In order to achieve the above purpose, the technical scheme provided by the invention is as follows: a broadband low-axial-ratio GNSS antenna resistant to multipath interference comprises four rectangular radiating units with the same structure, four corresponding triangular matching connection units, four through holes, a microstrip line power division phase shift network, a feed through hole, a dielectric substrate, a disc-shaped floor, four through hole circles, a feed through hole circle and a metal cylinder; the four rectangular radiating units and the four triangular matching connection units are in a central symmetry structure, form a windmill shape and are placed right above the medium substrate, the rectangular radiating units are used for generating circular polarization radiation, the triangular matching connection units are triangular metal sheets, impedance matching of ports of the rectangular radiating units and the microstrip line power division phase-shifting network is achieved, the four through holes penetrate through the medium substrate, the triangular matching connection units are communicated with four ports of the microstrip line power division phase-shifting network through coaxial conductors, the microstrip line power division phase-shifting network is located on the back of the medium substrate and is composed of an annular power divider, a Wilkinson power divider and a matching network adjusting branch joint, the matching network adjusting branch joint is achieved through two groups of symmetrical circular arcs, and the feed through holes are used for connecting the microstrip line power division phase-shifting network and the coaxial feeder inner conductors. The front surface of the dielectric substrate is a disc-shaped floor, and the four via hole circles and the feed via hole circle are positioned outside five via holes on the dielectric substrate and used for isolating the conductor and the disc-shaped floor; the metal cylinder is positioned at the edge of the disc-shaped floor, is connected with the disc-shaped floor and is aligned with the four rectangular radiating units, and is used for resisting multipath interference and reducing the axial ratio.

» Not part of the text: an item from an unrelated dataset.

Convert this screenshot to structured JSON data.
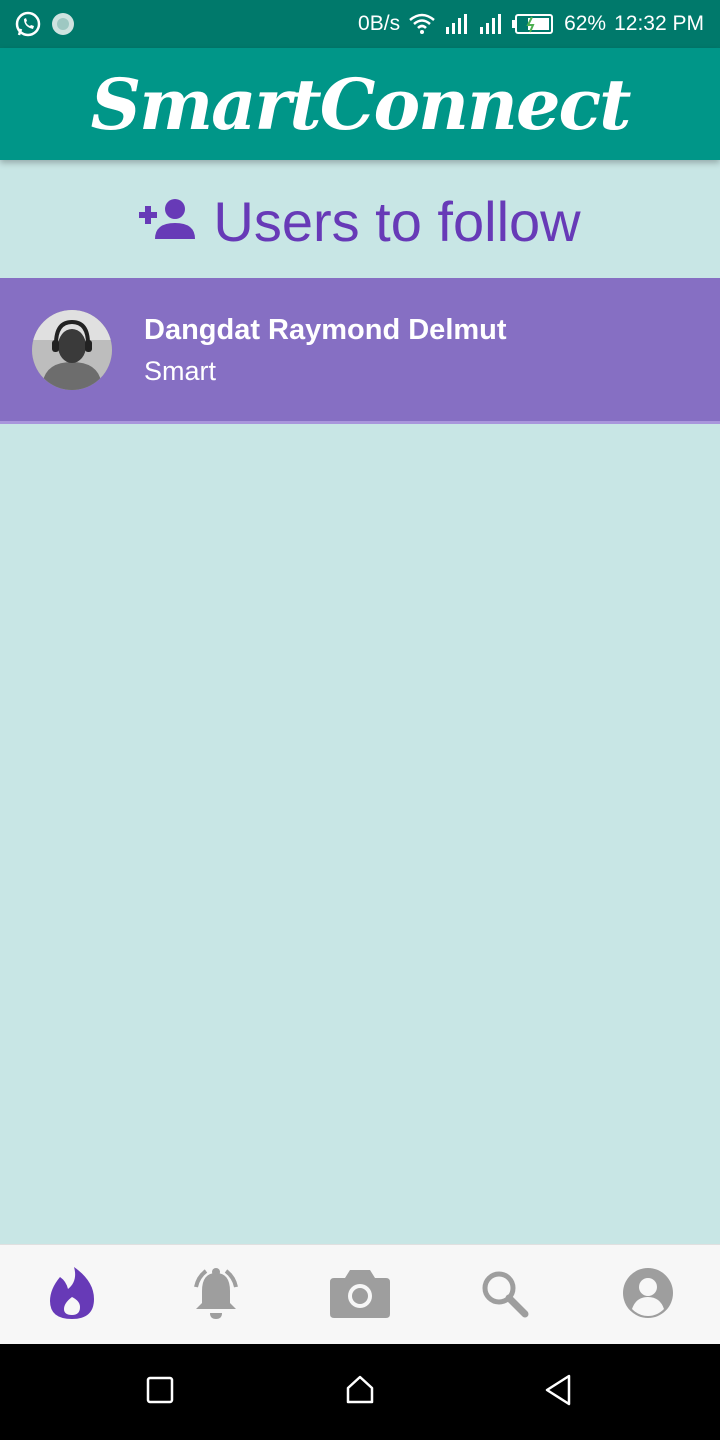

The microstrip line power dividing phase shift network passes through the annular power divider from the feed port, the annular power divider realizes equal power distribution, the phase difference is 180 degrees, the power distribution of two ports of the annular power divider is adjusted through the microstrip line width, the phase difference is adjusted through the microstrip line length, namely: the annular power divider can respectively and independently adjust power distribution and phase difference through the line width and the line length of the microstrip line.

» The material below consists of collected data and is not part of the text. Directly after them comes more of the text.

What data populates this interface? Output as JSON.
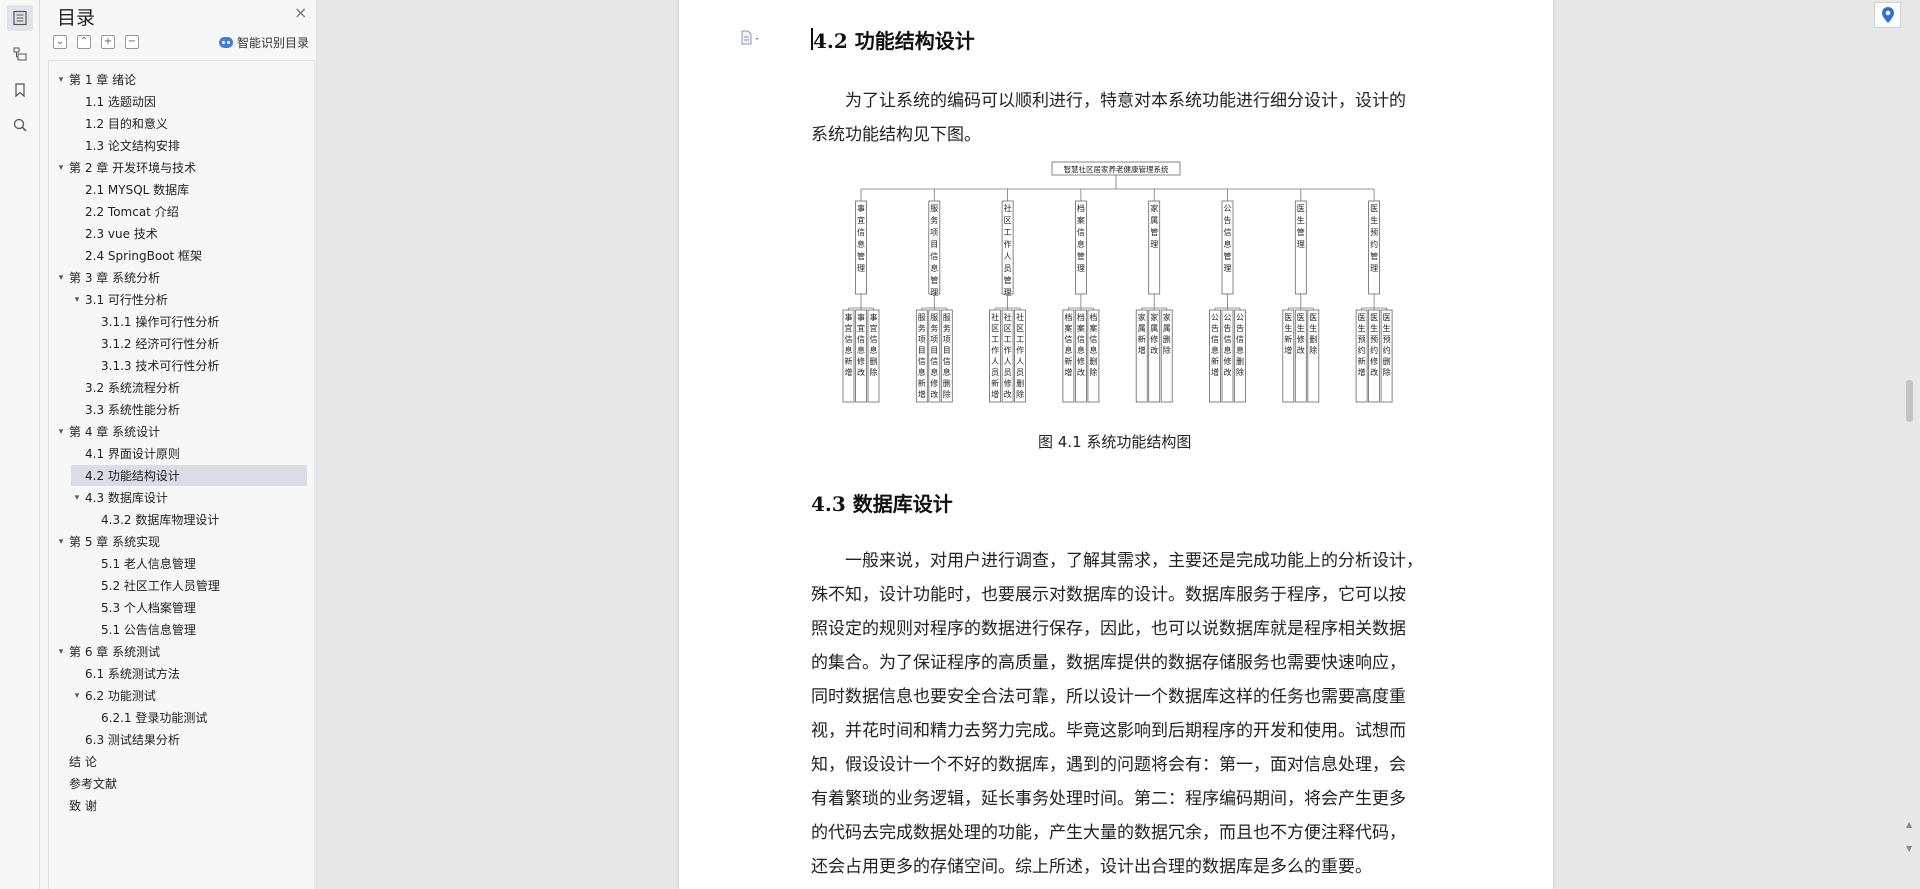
{
  "toc": {
    "title": "目录",
    "close": "×",
    "ai_label": "智能识别目录",
    "items": [
      {
        "label": "第 1 章  绪论",
        "level": 0,
        "arrow": "▾"
      },
      {
        "label": "1.1 选题动因",
        "level": 1,
        "arrow": ""
      },
      {
        "label": "1.2 目的和意义",
        "level": 1,
        "arrow": ""
      },
      {
        "label": "1.3 论文结构安排",
        "level": 1,
        "arrow": ""
      },
      {
        "label": "第 2 章  开发环境与技术",
        "level": 0,
        "arrow": "▾"
      },
      {
        "label": "2.1 MYSQL 数据库",
        "level": 1,
        "arrow": ""
      },
      {
        "label": "2.2 Tomcat  介绍",
        "level": 1,
        "arrow": ""
      },
      {
        "label": "2.3 vue 技术",
        "level": 1,
        "arrow": ""
      },
      {
        "label": "2.4 SpringBoot 框架",
        "level": 1,
        "arrow": ""
      },
      {
        "label": "第 3 章  系统分析",
        "level": 0,
        "arrow": "▾"
      },
      {
        "label": "3.1 可行性分析",
        "level": 1,
        "arrow": "▾"
      },
      {
        "label": "3.1.1 操作可行性分析",
        "level": 2,
        "arrow": ""
      },
      {
        "label": "3.1.2 经济可行性分析",
        "level": 2,
        "arrow": ""
      },
      {
        "label": "3.1.3 技术可行性分析",
        "level": 2,
        "arrow": ""
      },
      {
        "label": "3.2 系统流程分析",
        "level": 1,
        "arrow": ""
      },
      {
        "label": "3.3 系统性能分析",
        "level": 1,
        "arrow": ""
      },
      {
        "label": "第 4 章  系统设计",
        "level": 0,
        "arrow": "▾"
      },
      {
        "label": "4.1 界面设计原则",
        "level": 1,
        "arrow": ""
      },
      {
        "label": "4.2 功能结构设计",
        "level": 1,
        "arrow": "",
        "selected": true
      },
      {
        "label": "4.3 数据库设计",
        "level": 1,
        "arrow": "▾"
      },
      {
        "label": "4.3.2  数据库物理设计",
        "level": 2,
        "arrow": ""
      },
      {
        "label": "第 5 章  系统实现",
        "level": 0,
        "arrow": "▾"
      },
      {
        "label": "5.1 老人信息管理",
        "level": 2,
        "arrow": ""
      },
      {
        "label": "5.2  社区工作人员管理",
        "level": 2,
        "arrow": ""
      },
      {
        "label": "5.3 个人档案管理",
        "level": 2,
        "arrow": ""
      },
      {
        "label": "5.1 公告信息管理",
        "level": 2,
        "arrow": ""
      },
      {
        "label": "第 6 章  系统测试",
        "level": 0,
        "arrow": "▾"
      },
      {
        "label": "6.1  系统测试方法",
        "level": 1,
        "arrow": ""
      },
      {
        "label": "6.2  功能测试",
        "level": 1,
        "arrow": "▾"
      },
      {
        "label": "6.2.1  登录功能测试",
        "level": 2,
        "arrow": ""
      },
      {
        "label": "6.3  测试结果分析",
        "level": 1,
        "arrow": ""
      },
      {
        "label": "结    论",
        "level": 0,
        "arrow": ""
      },
      {
        "label": "参考文献",
        "level": 0,
        "arrow": ""
      },
      {
        "label": "致    谢",
        "level": 0,
        "arrow": ""
      }
    ]
  },
  "doc": {
    "heading1": "4.2 功能结构设计",
    "para1": [
      "为了让系统的编码可以顺利进行，特意对本系统功能进行细分设计，设计的",
      "系统功能结构见下图。"
    ],
    "diagram": {
      "root": "智慧社区居家养老健康管理系统",
      "modules": [
        {
          "name": "事宜信息管理",
          "children": [
            "事宜信息新增",
            "事宜信息修改",
            "事宜信息删除"
          ]
        },
        {
          "name": "服务项目信息管理",
          "children": [
            "服务项目信息新增",
            "服务项目信息修改",
            "服务项目信息删除"
          ]
        },
        {
          "name": "社区工作人员管理",
          "children": [
            "社区工作人员新增",
            "社区工作人员修改",
            "社区工作人员删除"
          ]
        },
        {
          "name": "档案信息管理",
          "children": [
            "档案信息新增",
            "档案信息修改",
            "档案信息删除"
          ]
        },
        {
          "name": "家属管理",
          "children": [
            "家属新增",
            "家属修改",
            "家属删除"
          ]
        },
        {
          "name": "公告信息管理",
          "children": [
            "公告信息新增",
            "公告信息修改",
            "公告信息删除"
          ]
        },
        {
          "name": "医生管理",
          "children": [
            "医生新增",
            "医生修改",
            "医生删除"
          ]
        },
        {
          "name": "医生预约管理",
          "children": [
            "医生预约新增",
            "医生预约修改",
            "医生预约删除"
          ]
        }
      ]
    },
    "caption": "图 4.1  系统功能结构图",
    "heading2": "4.3 数据库设计",
    "para2": [
      "一般来说，对用户进行调查，了解其需求，主要还是完成功能上的分析设计，",
      "殊不知，设计功能时，也要展示对数据库的设计。数据库服务于程序，它可以按",
      "照设定的规则对程序的数据进行保存，因此，也可以说数据库就是程序相关数据",
      "的集合。为了保证程序的高质量，数据库提供的数据存储服务也需要快速响应，",
      "同时数据信息也要安全合法可靠，所以设计一个数据库这样的任务也需要高度重",
      "视，并花时间和精力去努力完成。毕竟这影响到后期程序的开发和使用。试想而",
      "知，假设设计一个不好的数据库，遇到的问题将会有：第一，面对信息处理，会",
      "有着繁琐的业务逻辑，延长事务处理时间。第二：程序编码期间，将会产生更多",
      "的代码去完成数据处理的功能，产生大量的数据冗余，而且也不方便注释代码，",
      "还会占用更多的存储空间。综上所述，设计出合理的数据库是多么的重要。"
    ]
  },
  "rail_icons": [
    "toc-icon",
    "outline-icon",
    "bookmark-icon",
    "search-icon"
  ],
  "colors": {
    "accent": "#3f7fe0",
    "selected_bg": "#d9dee6",
    "panel_bg": "#f7f7f7",
    "canvas_bg": "#e8e8e8"
  }
}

Compared with the prior art, the invention has the following advantages and beneficial effects:

1. compared with the existing GNSS antenna, the invention adopts a mode of separating the microstrip line power division phase shift network from the rectangular radiating element. The microstrip line power division phase shift network keeps good phase, amplitude and impedance stability characteristics in a wider frequency band range, and further achieves broadband matching of the GNSS antenna. The microstrip line power division phase shift network passes through the annular power divider from the feed port, the annular power divider realizes equal power distribution, the phase difference is 180 degrees, the power distribution of two ports of the microstrip line is regulated by the microstrip line width of the annular power divider, and the phase difference of two ports of the microstrip line is regulated by the microstrip line length of the annular power divider, namely: the annular power divider can respectively and independently adjust power distribution and phase difference through the line width and the line length of the microstrip line.

2. Compared with the existing GNSS antenna, the invention adopts the metal cylinder with the anti-multipath interference characteristic, the structure can improve the antenna gain, inhibit the back lobe and adjust the matching so as to obtain wider axial ratio bandwidth. The rectangular radiating unit has the advantages of simple structure rule, symmetrical central distribution, windmill shape, low axial ratio of the whole antenna after being combined with the microstrip line power division phase shift network, and excellent circular polarization characteristic.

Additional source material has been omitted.